Some 28 sheep were killed or are missing after one attack in the Enfield area of Co Meath in the past week. A further 40 sheep were badly mauled.
It is believed the missing sheep drowned in the nearby River Boyne as they fled from the dogs.
There have also been reports of other sheep kills in flocks that are extremely vulnerable at this time of the year.
IFA sheep committee chairman Laurence Fallon said there are up to four million heavily pregnant ewes on 35,000 sheep farms across the country, all approaching a critical lambing period.
“A dog attack on a sheep flock at this time can inflict immense damage in terms of both animal welfare and financial consequence,” he said.

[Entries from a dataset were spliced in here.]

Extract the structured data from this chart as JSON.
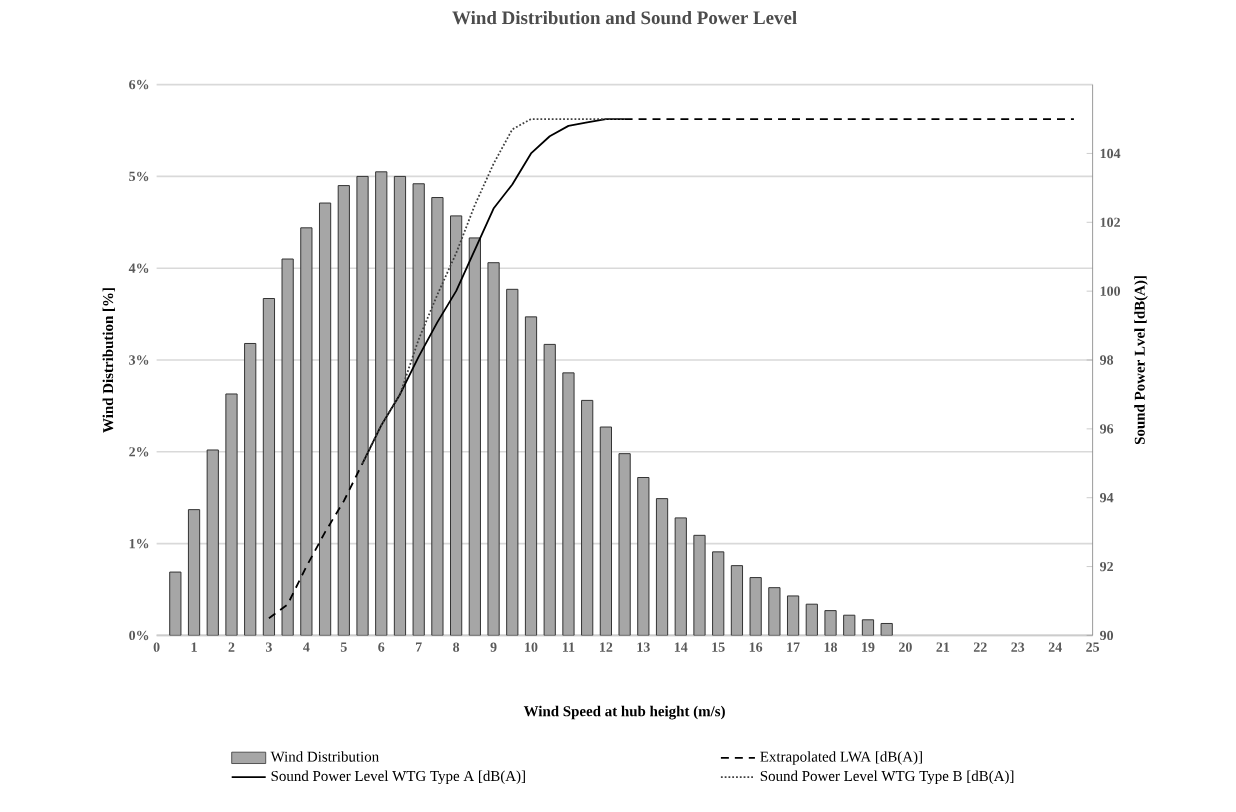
{
  "chart_data": {
    "type": "bar",
    "title": "Wind Distribution and Sound Power Level",
    "xlabel": "Wind Speed at hub height (m/s)",
    "ylabel": "Wind Distribution [%]",
    "y2label": "Sound Power Lvel [dB(A)]",
    "xlim": [
      0,
      25
    ],
    "xticks": [
      0,
      1,
      2,
      3,
      4,
      5,
      6,
      7,
      8,
      9,
      10,
      11,
      12,
      13,
      14,
      15,
      16,
      17,
      18,
      19,
      20,
      21,
      22,
      23,
      24,
      25
    ],
    "ylim": [
      0,
      6
    ],
    "yticks": [
      {
        "value": 0,
        "label": "0%"
      },
      {
        "value": 1,
        "label": "1%"
      },
      {
        "value": 2,
        "label": "2%"
      },
      {
        "value": 3,
        "label": "3%"
      },
      {
        "value": 4,
        "label": "4%"
      },
      {
        "value": 5,
        "label": "5%"
      },
      {
        "value": 6,
        "label": "6%"
      }
    ],
    "y2lim": [
      90,
      106
    ],
    "y2ticks": [
      90,
      92,
      94,
      96,
      98,
      100,
      102,
      104
    ],
    "grid": "y",
    "legend": "bottom",
    "series": [
      {
        "name": "Wind Distribution",
        "color": "#a6a6a6",
        "x": [
          0.5,
          1,
          1.5,
          2,
          2.5,
          3,
          3.5,
          4,
          4.5,
          5,
          5.5,
          6,
          6.5,
          7,
          7.5,
          8,
          8.5,
          9,
          9.5,
          10,
          10.5,
          11,
          11.5,
          12,
          12.5,
          13,
          13.5,
          14,
          14.5,
          15,
          15.5,
          16,
          16.5,
          17,
          17.5,
          18,
          18.5,
          19,
          19.5
        ],
        "values": [
          0.69,
          1.37,
          2.02,
          2.63,
          3.18,
          3.67,
          4.1,
          4.44,
          4.71,
          4.9,
          5.0,
          5.05,
          5.0,
          4.92,
          4.77,
          4.57,
          4.33,
          4.06,
          3.77,
          3.47,
          3.17,
          2.86,
          2.56,
          2.27,
          1.98,
          1.72,
          1.49,
          1.28,
          1.09,
          0.91,
          0.76,
          0.63,
          0.52,
          0.43,
          0.34,
          0.27,
          0.22,
          0.17,
          0.13
        ]
      },
      {
        "name": "Extrapolated LWA [dB(A)]",
        "type": "line",
        "axis": "y2",
        "color": "#000000",
        "line_style": "dashed",
        "x": [
          3,
          3.5,
          4,
          4.5,
          5,
          5.5,
          9,
          12.5,
          24.5
        ],
        "values": [
          90.5,
          90.9,
          92.0,
          93.0,
          93.9,
          95.0,
          null,
          105,
          105
        ]
      },
      {
        "name": "Sound Power Level WTG Type A [dB(A)]",
        "type": "line",
        "axis": "y2",
        "color": "#000000",
        "line_style": "solid",
        "x": [
          5.5,
          6,
          6.5,
          7,
          7.5,
          8,
          8.5,
          9,
          9.5,
          10,
          10.5,
          11,
          11.5,
          12,
          12.5
        ],
        "values": [
          95.0,
          96.1,
          97.0,
          98.1,
          99.1,
          100.0,
          101.2,
          102.4,
          103.1,
          104.0,
          104.5,
          104.8,
          104.9,
          105,
          105
        ]
      },
      {
        "name": "Sound Power Level WTG Type B [dB(A)]",
        "type": "line",
        "axis": "y2",
        "color": "#404040",
        "line_style": "dotted",
        "x": [
          5.5,
          6,
          6.5,
          7,
          7.5,
          8,
          8.5,
          9,
          9.5,
          10,
          10.5,
          11,
          11.5,
          12,
          12.5
        ],
        "values": [
          95.0,
          96.1,
          97.0,
          98.6,
          99.9,
          101.1,
          102.5,
          103.7,
          104.7,
          105,
          105,
          105,
          105,
          105,
          105
        ]
      }
    ]
  }
}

Mr Fallon said all dog owners must ensure that their pets are under full control at all times, and are not allowed roam freely in the countryside where they can inflict horrific damage on a sheep flock.
Owners should also be aware that, under the law, they can be held liable for the financial damage inflicted by an attack by their dog, he said.

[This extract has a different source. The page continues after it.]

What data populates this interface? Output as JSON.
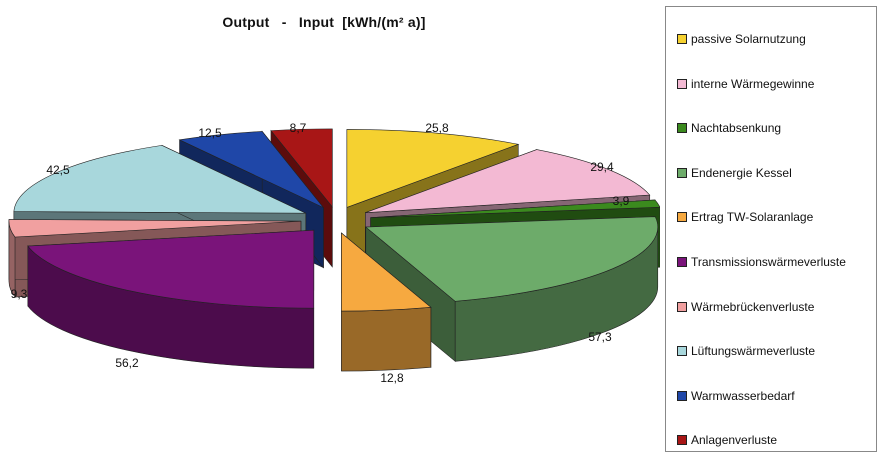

ICSA sheep committee chairman Francis Cusack agreed, warning that unwanted dogs being unleashed into the countryside could cause havoc during lambing season.
He said there is a seasonal problem of unwanted dogs being dropped off in the country rather than being disposed of correctly.
This puts extra pressure on the resources of dog wardens and the ISPCA and leads to hungry, near feral dogs attacking sheep during the lambing season, he said.